Art installation by Zak Ové

Invisible Man and the Masque of Blackness (sometimes titled Black and Blue: The Invisible Men and the Masque of Blackness) was an art installation by Zak Ové that has been installed in several major cities. It features 40 (or sometimes 80) identical statues, each weighing approximately 300 lbs.

Ové first installed the work in the courtyard of Somerset House in London, as part of the 2016 edition of the contemporary African art fair 1:54. He intended it as "a rebuke" to Ben Jonson's plays The Masque of Blackness and The Masque of Beauty, performed at Somerset House in 1605 and 1608, starring the queen consort Anne of Denmark and other performers in blackface. Ové was inspired by a meter-tall wooden sculpture his father, Horace Ové, obtained in Kenya in the early 1970s, and attempted to create "a work that spoke about Africa's diaspora, what it is to be an African born away from the continent" by replicating and enlarging the figure into a group of massive graphite sculptures, "almost as a tribe out of context."

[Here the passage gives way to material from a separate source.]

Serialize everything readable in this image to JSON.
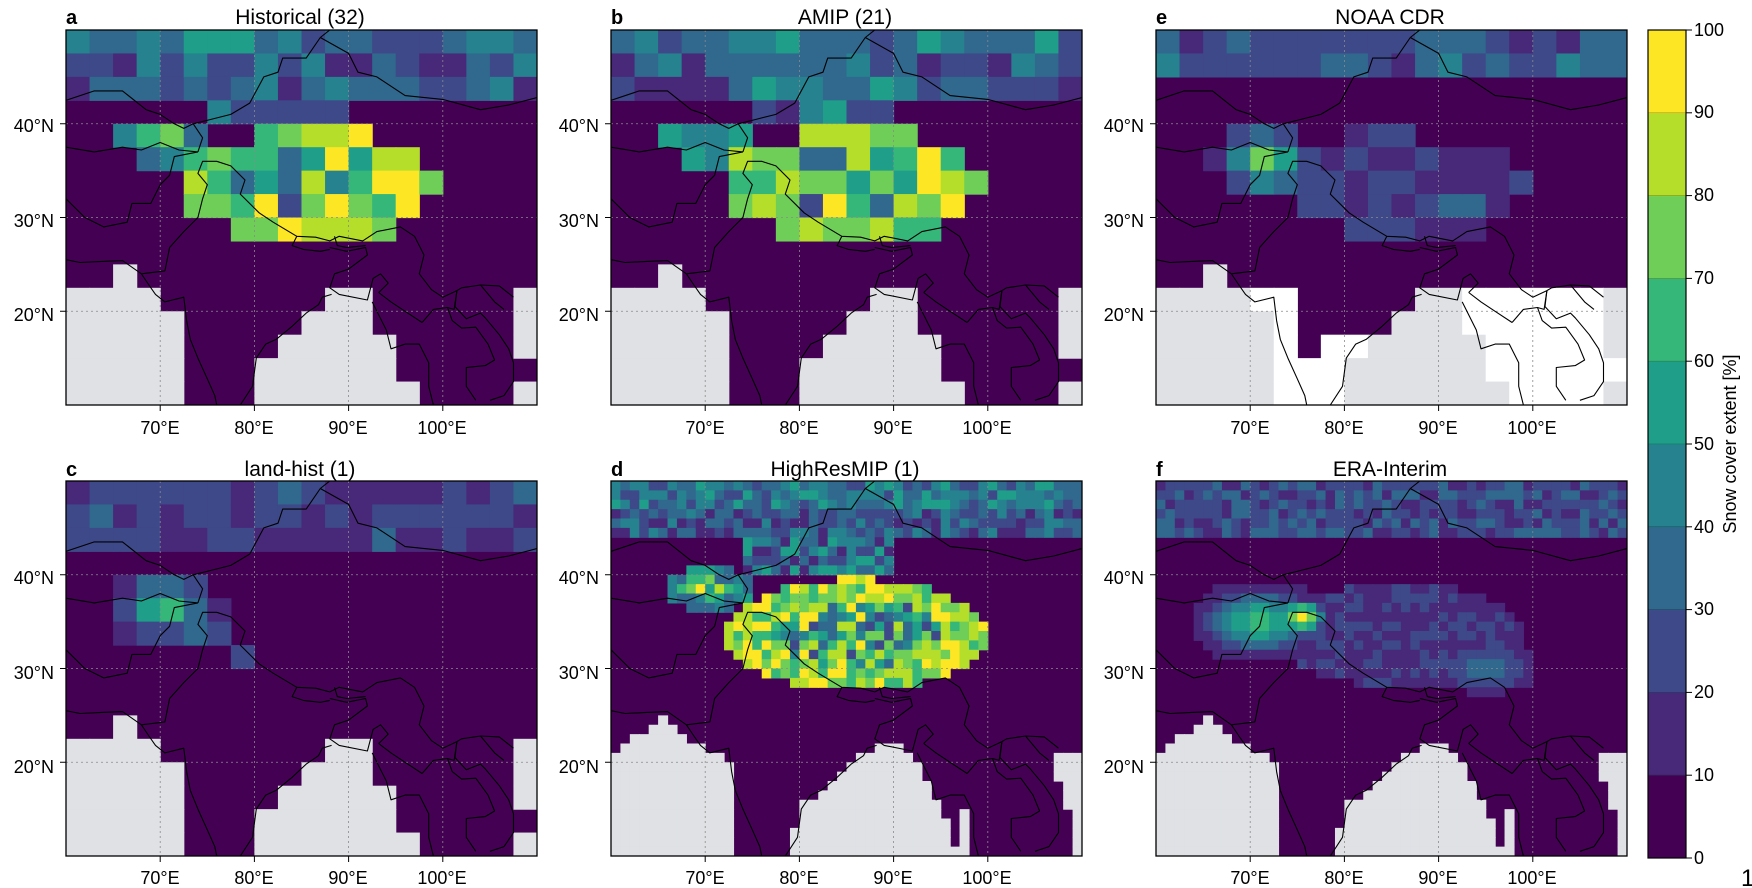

The work was then installed elsewhere in England, at Yorkshire Sculpture Park from April 2017 - June 2018, doubling the number of figures to eighty. In July 2018, it traveled abroad to stand outside San Francisco City Hall in Civic Center, San Francisco, in the U.S. state of California, remaining until November 2018. A 40-figure version was installed at the New Art Centre in East Winterslow, Wiltshire, England in June 2019. From July – November 2019, it was installed in the B. Gerald Cantor Sculpture Garden of the Los Angeles County Museum of Art in Los Angeles, interspersed with several bronzes by the 19th-century French sculptor Auguste Rodin.